With a commanding lead over Republican Fernando Gonzalez, Democrat Adelita Grijalva has won the District 5 seat on the Pima County Board of Supervisors, a position previously held by the late Supervisor Richard Elías.

As of Wednesday at 4 p.m., Pima County results showed that Grijalva held nearly 75% of votes in District 5, which incorporates much of Tucson’s west and southwest sides, downtown and south and east of downtown. The area is home to about 56,000 registered Democrats, 16,000 registered Republicans and 30,000 independents.

“We started this campaign under tragic circumstances, after the loss of our dear friend and fierce advocate Richard Elías, and shortly after the stay-at-home began,” she said. “Our community mobilized like nothing I’ve ever seen to get enough signatures to be on the ballot and momentum continued through last night’s general election. Our campaign was grassroots and people-powered.”

Elías, who died unexpectedly earlier this year, held the historically Democratic seat for nearly 18 years. The remainder of his term is being carried out by Betty Villegas. Grijalva said she was encouraged by Elías’ family to run for the District 5 seat.

“It felt like Richard was a part of this campaign from the beginning,” she said. “His signs were in the window and his picture right at the front door. Our community clearly wants our beautiful Sonoran Desert protected, to be safe enough for us to return to work and school without fear of catching a deadly virus and to have economic recovery from this pandemic. I am a lifelong resident of District 5 and share many of the values that Richard represented so effectively as a supervisor. I will never be able to fill Richard’s shoes, but I promise to do my best to protect, advocate and work for the people of District 5.”

As the daughter of U.S. Rep. Raúl Grijalva, she is no stranger to politics and public service. The native Tucsonan has served as the director of Pima County Teen Court for the past 25 years, a program created to reduce the number of children of color in the juvenile justice system.
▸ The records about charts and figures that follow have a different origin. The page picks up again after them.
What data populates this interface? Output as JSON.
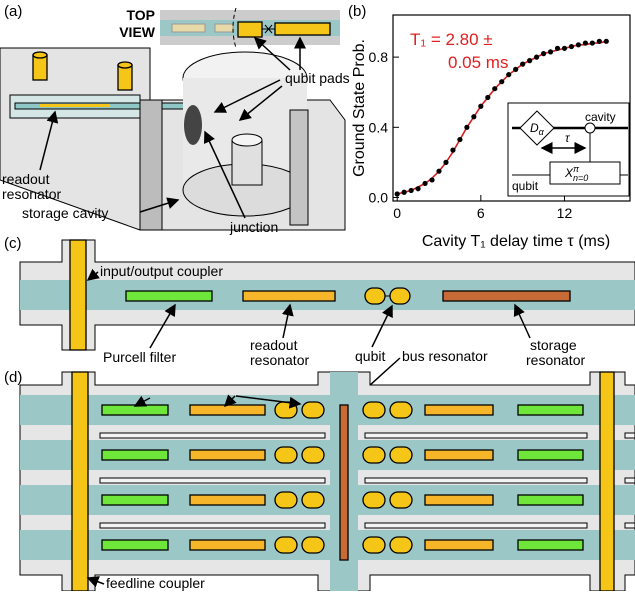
{
  "panel_a": {
    "label": "(a)",
    "top_view": [
      "TOP",
      "VIEW"
    ],
    "qubit_pads": "qubit pads",
    "readout_resonator": [
      "readout",
      "resonator"
    ],
    "storage_cavity": "storage cavity",
    "junction": "junction"
  },
  "panel_b_label": "(b)",
  "chart_data": {
    "type": "scatter",
    "x_label": "Cavity T₁ delay time τ (ms)",
    "y_label": "Ground State Prob.",
    "annotation": [
      "T₁ =  2.80 ±",
      "0.05 ms"
    ],
    "x": [
      0,
      0.5,
      1,
      1.5,
      2,
      2.5,
      3,
      3.5,
      4,
      4.5,
      5,
      5.5,
      6,
      6.5,
      7,
      7.5,
      8,
      8.5,
      9,
      9.5,
      10,
      10.5,
      11,
      11.5,
      12,
      12.5,
      13,
      13.5,
      14,
      14.5,
      15
    ],
    "series": [
      {
        "color": "#000000",
        "values": [
          0.02,
          0.03,
          0.04,
          0.05,
          0.08,
          0.1,
          0.15,
          0.2,
          0.27,
          0.33,
          0.4,
          0.46,
          0.52,
          0.57,
          0.62,
          0.66,
          0.7,
          0.73,
          0.76,
          0.78,
          0.8,
          0.82,
          0.83,
          0.85,
          0.85,
          0.86,
          0.87,
          0.88,
          0.88,
          0.89,
          0.89
        ]
      },
      {
        "color": "#d62020",
        "values": [
          0.02,
          0.03,
          0.04,
          0.06,
          0.08,
          0.11,
          0.15,
          0.2,
          0.26,
          0.33,
          0.4,
          0.46,
          0.52,
          0.57,
          0.62,
          0.66,
          0.7,
          0.73,
          0.76,
          0.78,
          0.8,
          0.82,
          0.83,
          0.84,
          0.85,
          0.86,
          0.87,
          0.87,
          0.88,
          0.88,
          0.89
        ]
      }
    ],
    "xlim": [
      -0.3,
      16.7
    ],
    "ylim": [
      -0.02,
      1.04
    ],
    "xticks": [
      0,
      6,
      12
    ],
    "yticks": [
      {
        "value": 0,
        "label": "0.0"
      },
      0.4,
      0.8
    ],
    "inset": {
      "gate1": "D",
      "gate1_sub": "α",
      "tau": "τ",
      "cavity": "cavity",
      "gate2": "X",
      "gate2_sup": "π",
      "gate2_sub": "n=0",
      "qubit": "qubit"
    }
  },
  "panel_c": {
    "label": "(c)",
    "coupler": "input/output coupler",
    "purcell": "Purcell filter",
    "readout": [
      "readout",
      "resonator"
    ],
    "qubit": "qubit",
    "bus": "bus resonator",
    "storage": [
      "storage",
      "resonator"
    ]
  },
  "panel_d": {
    "label": "(d)",
    "feedline": "feedline coupler"
  }
}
Grijalva grew up in the Tucson Unified School District and received a degree in political science from the University of Arizona. She also serves as a member of the TUSD school board and was recently elected to her fifth term.

Other county races

Around the remainder of the county, Democrats led almost every race. Gabriella Cazares-Kelly led Benny White by nearly 87,000 votes in the Pima County recorder election; Brian Bickel led incumbent Beth Ford in the race for treasurer by 3,500 votes; Suzanne Droubie led Jo Ann Sabagh by nearly 78,000 votes in the race for assessor. Laura Conover won her post as Pima County attorney in the primary election. Pima County Schools Superintendent Dustin Williams was unopposed.